There appears to have been a 100-fold rise in H1N1 influenza cases in the Seattle area during spring 2009. Despite this, an aggressive infection control program seems to have helped protect immuno – compromised cancer patients. Along with thorough screening measures, there was apparently no corresponding increase in H1N1 cases among the total patient population at the Seattle Cancer Care Alliance. This is as per a new study by researchers and physicians at Fred Hutchinson Cancer Research Center and the SCCA.
Dedicated completely to outpatient infection control among cancer patients, the SCCA’s infection control program was considered to be distinct. The analysis looks at how patients with blood cancers were screened, diagnosed and treated for H1N1 infections.
The authors also detail how the SCCA’s infection control program seems to have resulted in successful suppression of a potentially serious pandemic among clinic patients and staff. This was suggested by authors Corey Casper, M.D., Janet Englund, M.D. and Michael Boeckh, M.D.
“Our experience shows that aggressive infection control procedures can minimize transmission within the immunocompromised patient population and also reduce acquisition from sources outside the system,” the authors concluded.
“Lessons learned here are important ones because the majority of cancer care is provided in an outpatient setting,” Casper mentioned. “Outpatient cancer care poses more challenges when it comes to protecting patient health because the environment is less controlled than that of a hospital.”

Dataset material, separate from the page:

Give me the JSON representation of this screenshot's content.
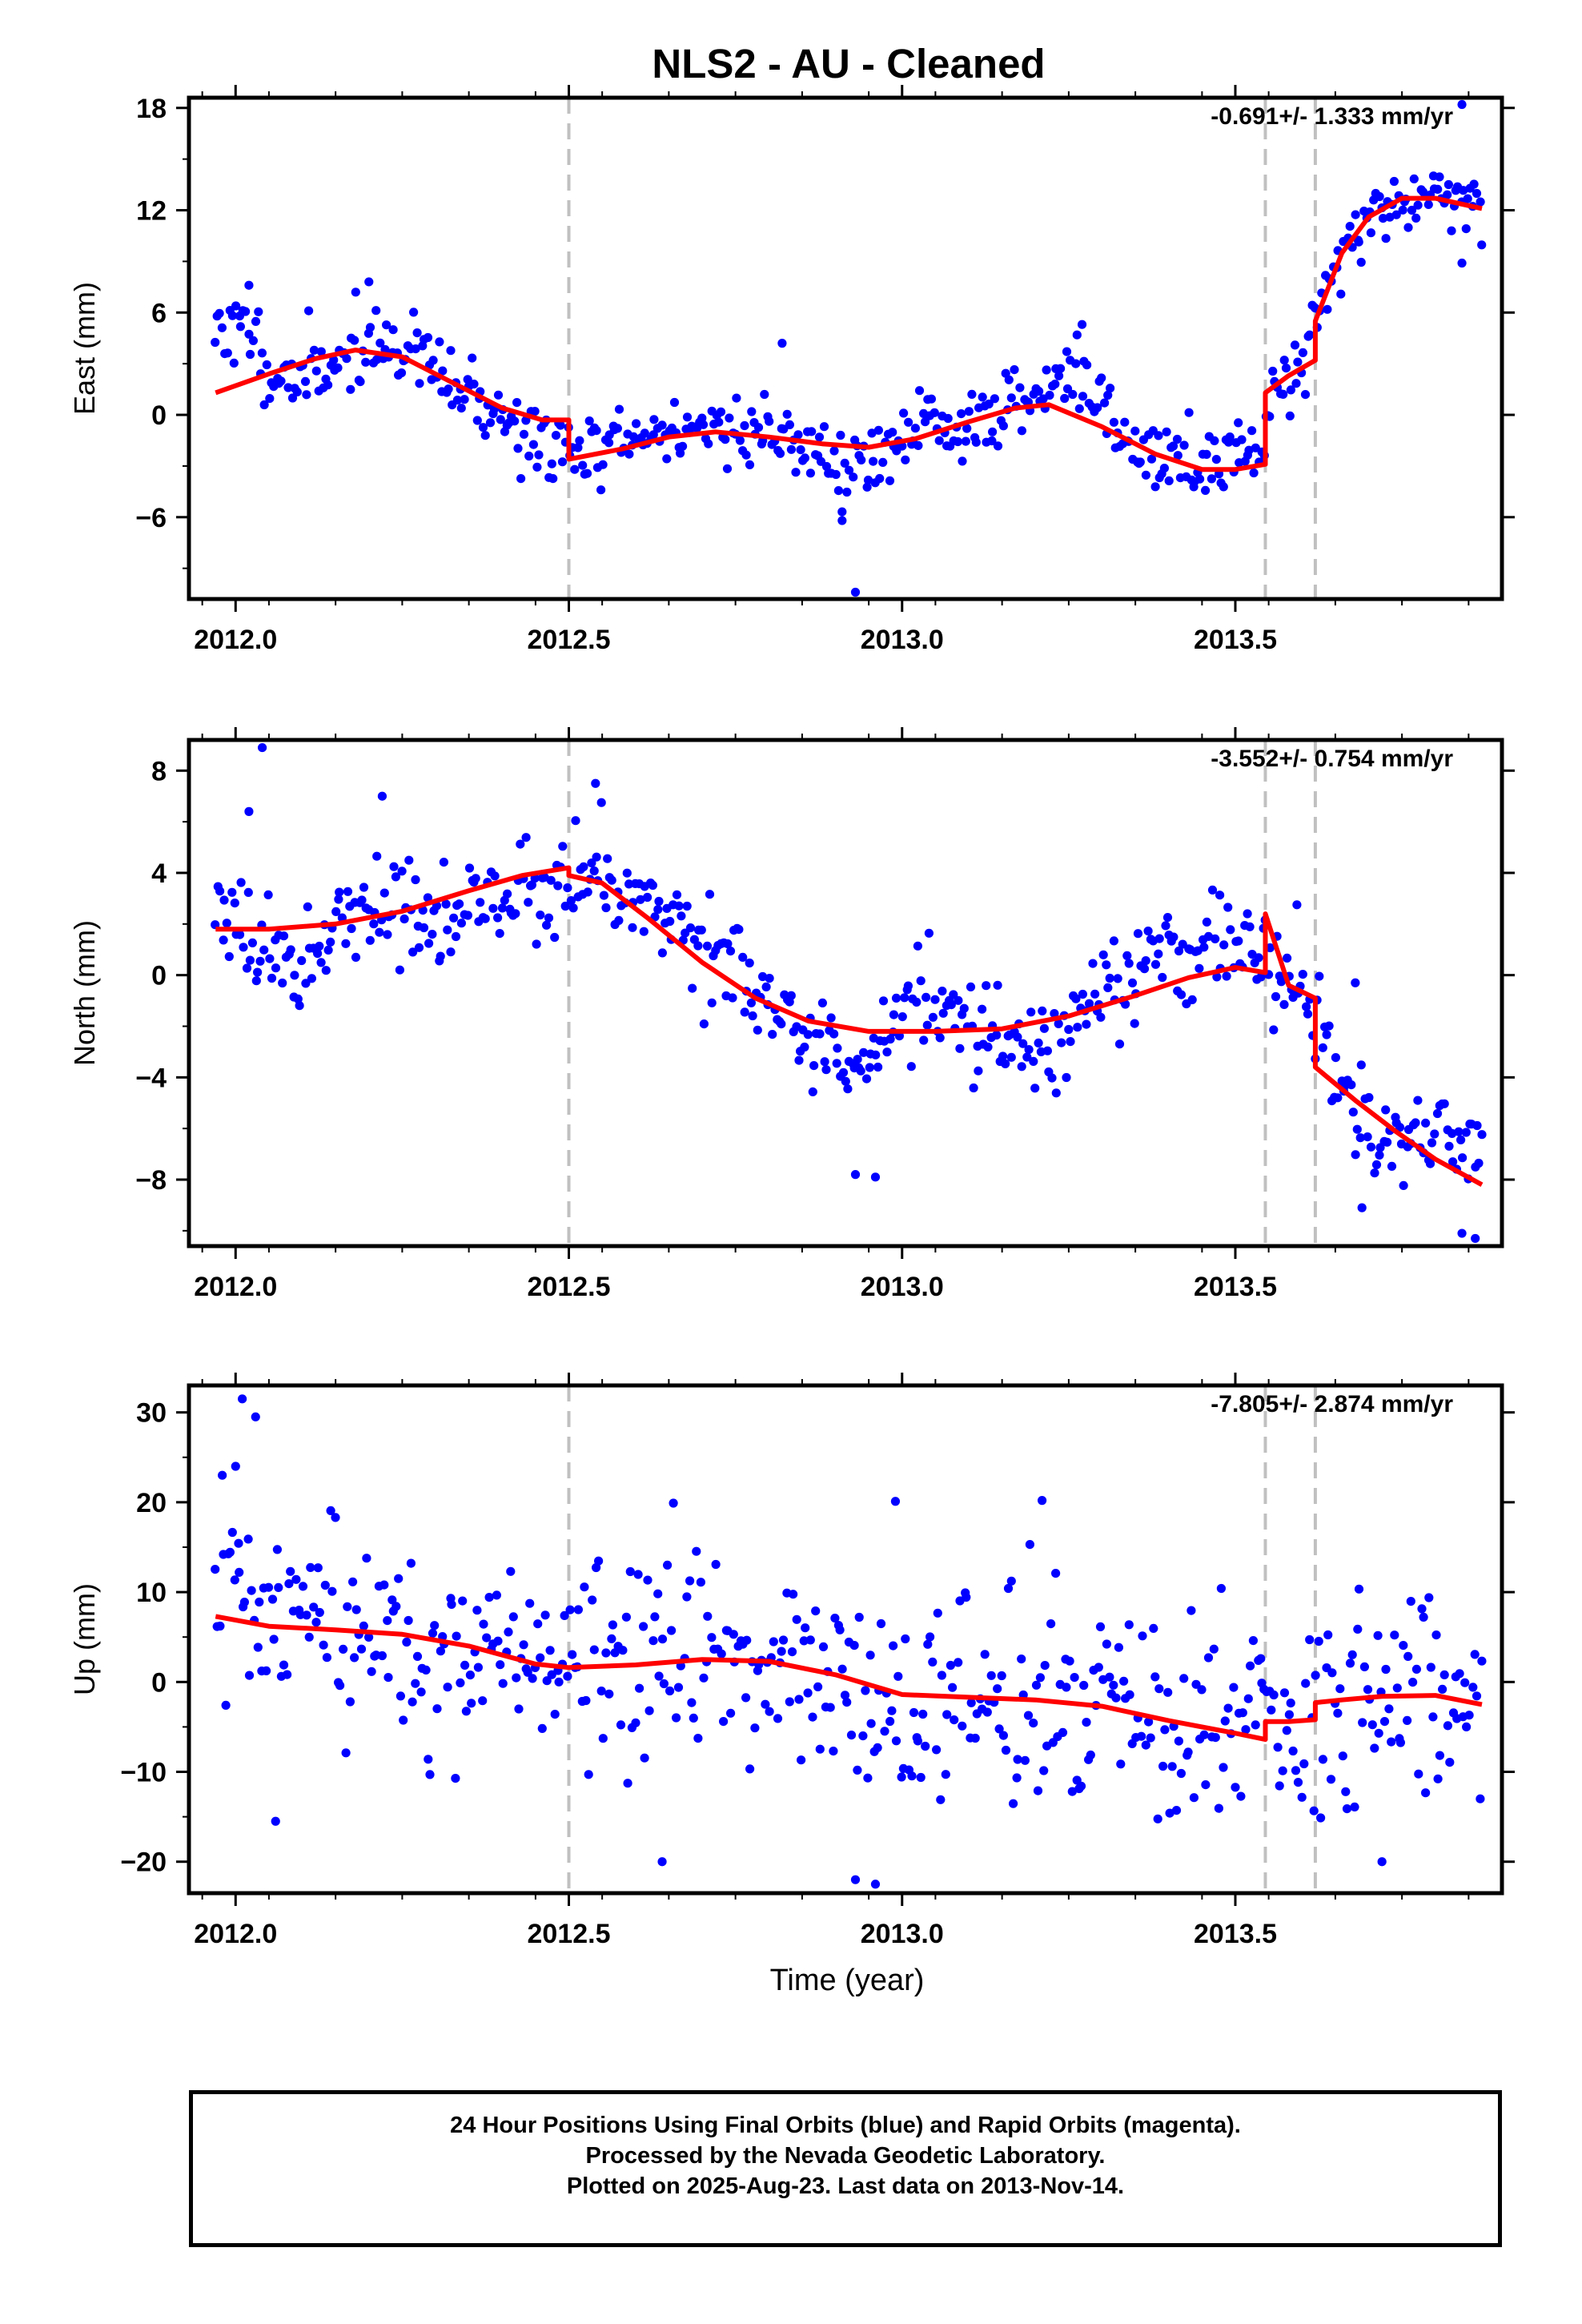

The SCCA infection control program is known to follow recommendations set forth by the federal Centers for Disease Control and Prevention. Each year, it begins Oct. 1 and runs through April 30 with its cornerstone being early recognition of people with potential influenza infection.
Each person who enters the SCCA outpatient clinic building is met with hand hygiene stations and information about respiratory infections and respiratory etiquette. Licensed practical nurses or volunteers administer an 11-point symptom survey to all who enter clinical areas. The program is rounded with the need of staff to receive annual influenza vaccinations or sign a written declination waiver.
To control influenza, the authors urge healthcare institutions caring for immunocompromised patients to ensure all of their staff receive influenza vaccination. With vaccination acting as a primary prevention tool, healthcare staff who may be considerable exposure to confirmed cases of influenza and who have not received a vaccination less than three weeks before the time of exposure or those not given a vaccination at all should be considered for preventive antiviral therapy.
The findings appear in this week’s online version of the journal Blood.